Contrastive learning of graphs under label noise.

In the domain of graph-structured data learning, semi-supervised node classification serves as a critical task, relying mainly on the information from unlabeled nodes and a minor fraction of labeled nodes for training. However, real-world graph-structured data often suffer from label noise, which significantly undermines the performance of Graph Neural Networks (GNNs). This problem becomes increasingly severe in situations where labels are scarce. To tackle this issue of sparse and noisy labels, we propose a novel approach Contrastive Robust Graph Neural Network (CR-GNN), Firstly, considering label sparsity and noise, we employ unsupervised contrastive loss and further incorporate homophily in the graph structure, thus introducing neighbor contrastive loss.

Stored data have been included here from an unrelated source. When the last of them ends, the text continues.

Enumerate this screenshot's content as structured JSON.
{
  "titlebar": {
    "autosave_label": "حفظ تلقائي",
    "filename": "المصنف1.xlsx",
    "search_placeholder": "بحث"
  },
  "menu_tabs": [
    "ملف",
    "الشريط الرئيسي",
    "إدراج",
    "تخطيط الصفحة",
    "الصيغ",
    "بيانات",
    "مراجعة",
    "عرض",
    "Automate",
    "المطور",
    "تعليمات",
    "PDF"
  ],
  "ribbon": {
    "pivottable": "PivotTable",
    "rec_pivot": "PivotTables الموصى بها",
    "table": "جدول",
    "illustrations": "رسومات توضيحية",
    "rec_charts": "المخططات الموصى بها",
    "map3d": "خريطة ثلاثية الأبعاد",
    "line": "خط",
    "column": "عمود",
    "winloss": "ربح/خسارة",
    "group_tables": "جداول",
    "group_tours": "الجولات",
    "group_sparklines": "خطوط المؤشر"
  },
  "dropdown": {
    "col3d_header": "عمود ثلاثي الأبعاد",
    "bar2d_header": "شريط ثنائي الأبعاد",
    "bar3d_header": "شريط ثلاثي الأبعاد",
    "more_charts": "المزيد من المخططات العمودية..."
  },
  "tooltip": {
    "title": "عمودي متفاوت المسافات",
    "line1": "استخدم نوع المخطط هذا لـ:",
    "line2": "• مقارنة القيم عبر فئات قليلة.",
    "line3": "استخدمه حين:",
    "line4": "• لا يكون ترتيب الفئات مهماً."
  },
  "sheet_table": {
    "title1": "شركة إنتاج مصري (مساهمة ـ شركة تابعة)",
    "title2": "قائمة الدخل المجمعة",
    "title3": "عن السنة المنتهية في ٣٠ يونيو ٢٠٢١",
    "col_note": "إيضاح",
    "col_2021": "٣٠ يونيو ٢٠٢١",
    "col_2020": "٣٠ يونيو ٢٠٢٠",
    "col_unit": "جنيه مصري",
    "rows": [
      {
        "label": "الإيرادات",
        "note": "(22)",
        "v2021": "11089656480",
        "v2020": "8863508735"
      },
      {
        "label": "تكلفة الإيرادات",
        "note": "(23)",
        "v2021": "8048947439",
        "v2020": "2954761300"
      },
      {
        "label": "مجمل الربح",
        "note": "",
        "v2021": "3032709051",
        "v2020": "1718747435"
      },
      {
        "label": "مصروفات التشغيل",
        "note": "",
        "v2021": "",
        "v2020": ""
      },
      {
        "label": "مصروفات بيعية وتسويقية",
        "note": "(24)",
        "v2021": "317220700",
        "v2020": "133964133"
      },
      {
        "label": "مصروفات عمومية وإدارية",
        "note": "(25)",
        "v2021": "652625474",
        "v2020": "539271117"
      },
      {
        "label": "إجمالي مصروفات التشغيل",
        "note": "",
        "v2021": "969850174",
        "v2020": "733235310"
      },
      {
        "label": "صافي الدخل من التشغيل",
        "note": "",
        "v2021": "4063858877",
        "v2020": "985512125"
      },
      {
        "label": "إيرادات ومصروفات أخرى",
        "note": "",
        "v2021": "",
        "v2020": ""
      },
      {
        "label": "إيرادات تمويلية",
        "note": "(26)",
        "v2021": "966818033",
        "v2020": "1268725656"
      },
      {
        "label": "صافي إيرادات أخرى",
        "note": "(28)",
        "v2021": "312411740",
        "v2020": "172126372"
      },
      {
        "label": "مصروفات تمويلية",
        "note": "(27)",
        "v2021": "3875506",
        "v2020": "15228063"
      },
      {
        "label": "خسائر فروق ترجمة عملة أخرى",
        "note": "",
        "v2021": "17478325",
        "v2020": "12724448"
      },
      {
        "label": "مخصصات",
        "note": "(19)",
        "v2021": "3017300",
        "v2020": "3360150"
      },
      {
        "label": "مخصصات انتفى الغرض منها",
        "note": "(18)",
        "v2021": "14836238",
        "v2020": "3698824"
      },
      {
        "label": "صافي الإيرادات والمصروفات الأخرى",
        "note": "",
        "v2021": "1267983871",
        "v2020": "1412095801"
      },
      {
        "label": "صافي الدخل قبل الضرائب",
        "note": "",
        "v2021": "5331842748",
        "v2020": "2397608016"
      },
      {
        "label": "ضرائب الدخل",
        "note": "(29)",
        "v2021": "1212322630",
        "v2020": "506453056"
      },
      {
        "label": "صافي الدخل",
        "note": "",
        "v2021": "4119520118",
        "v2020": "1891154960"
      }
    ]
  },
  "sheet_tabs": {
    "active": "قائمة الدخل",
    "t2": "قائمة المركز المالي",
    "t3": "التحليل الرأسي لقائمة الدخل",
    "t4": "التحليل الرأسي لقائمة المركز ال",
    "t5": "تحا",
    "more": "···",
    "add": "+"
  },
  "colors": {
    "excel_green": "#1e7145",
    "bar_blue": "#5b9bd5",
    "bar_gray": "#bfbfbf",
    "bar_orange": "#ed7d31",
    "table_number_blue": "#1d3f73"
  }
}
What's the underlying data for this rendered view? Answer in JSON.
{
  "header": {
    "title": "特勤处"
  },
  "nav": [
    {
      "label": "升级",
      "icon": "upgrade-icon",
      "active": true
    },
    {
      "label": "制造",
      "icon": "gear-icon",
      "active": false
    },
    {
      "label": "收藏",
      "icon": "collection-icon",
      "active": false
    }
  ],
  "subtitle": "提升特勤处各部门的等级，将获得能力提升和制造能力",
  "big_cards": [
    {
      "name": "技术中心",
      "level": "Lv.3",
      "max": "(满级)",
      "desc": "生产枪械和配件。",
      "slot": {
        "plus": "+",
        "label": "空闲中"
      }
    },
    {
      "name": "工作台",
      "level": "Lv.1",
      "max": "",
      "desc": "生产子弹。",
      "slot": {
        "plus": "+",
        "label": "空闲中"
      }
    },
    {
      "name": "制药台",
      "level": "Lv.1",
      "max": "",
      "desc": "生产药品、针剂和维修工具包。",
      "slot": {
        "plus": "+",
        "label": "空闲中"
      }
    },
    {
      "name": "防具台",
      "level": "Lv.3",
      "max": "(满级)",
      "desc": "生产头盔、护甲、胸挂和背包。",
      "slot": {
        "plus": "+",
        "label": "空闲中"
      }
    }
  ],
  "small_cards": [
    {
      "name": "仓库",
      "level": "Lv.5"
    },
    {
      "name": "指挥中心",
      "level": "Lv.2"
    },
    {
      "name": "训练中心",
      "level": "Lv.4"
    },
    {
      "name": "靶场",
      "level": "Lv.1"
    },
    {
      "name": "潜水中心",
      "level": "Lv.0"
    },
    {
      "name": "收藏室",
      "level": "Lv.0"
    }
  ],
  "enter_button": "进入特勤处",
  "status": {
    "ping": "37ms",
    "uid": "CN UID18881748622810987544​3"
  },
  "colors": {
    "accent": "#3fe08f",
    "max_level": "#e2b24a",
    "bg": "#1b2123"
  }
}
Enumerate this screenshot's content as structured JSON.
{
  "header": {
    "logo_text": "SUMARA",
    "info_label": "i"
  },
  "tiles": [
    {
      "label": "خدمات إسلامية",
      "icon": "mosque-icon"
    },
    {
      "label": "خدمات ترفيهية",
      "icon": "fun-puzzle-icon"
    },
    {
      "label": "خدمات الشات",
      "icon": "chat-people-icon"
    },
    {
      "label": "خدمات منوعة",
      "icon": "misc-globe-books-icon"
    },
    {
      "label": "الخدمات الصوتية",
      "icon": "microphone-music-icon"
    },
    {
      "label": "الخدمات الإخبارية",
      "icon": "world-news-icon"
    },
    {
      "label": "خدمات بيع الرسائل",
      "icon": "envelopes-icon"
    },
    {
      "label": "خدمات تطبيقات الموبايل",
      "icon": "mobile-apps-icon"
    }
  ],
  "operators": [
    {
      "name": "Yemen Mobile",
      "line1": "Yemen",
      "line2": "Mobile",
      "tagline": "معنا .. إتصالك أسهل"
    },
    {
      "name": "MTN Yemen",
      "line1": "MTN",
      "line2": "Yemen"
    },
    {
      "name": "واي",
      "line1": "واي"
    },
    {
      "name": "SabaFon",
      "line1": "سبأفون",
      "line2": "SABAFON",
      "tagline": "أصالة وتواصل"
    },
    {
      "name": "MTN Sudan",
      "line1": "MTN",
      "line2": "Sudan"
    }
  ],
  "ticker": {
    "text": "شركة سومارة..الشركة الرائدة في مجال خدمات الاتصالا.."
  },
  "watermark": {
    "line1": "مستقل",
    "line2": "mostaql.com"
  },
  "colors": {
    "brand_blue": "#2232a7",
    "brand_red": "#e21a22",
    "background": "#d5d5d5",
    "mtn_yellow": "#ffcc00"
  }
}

Moreover, data augmentation is typically used to construct positive and negative samples in contrastive learning, which may result in inconsistent prediction outcomes. Based on this, we propose a dynamic cross-entropy loss, which selects the nodes with consistent predictions as reliable nodes for cross-entropy loss and benefits to mitigate the overfitting to labeling noise. Finally, we propose cross-space consistency to narrow the semantic gap between the contrast and classification spaces. Extensive experiments on multiple publicly available datasets demonstrate that CR-GNN notably outperforms existing methods in resisting label noise.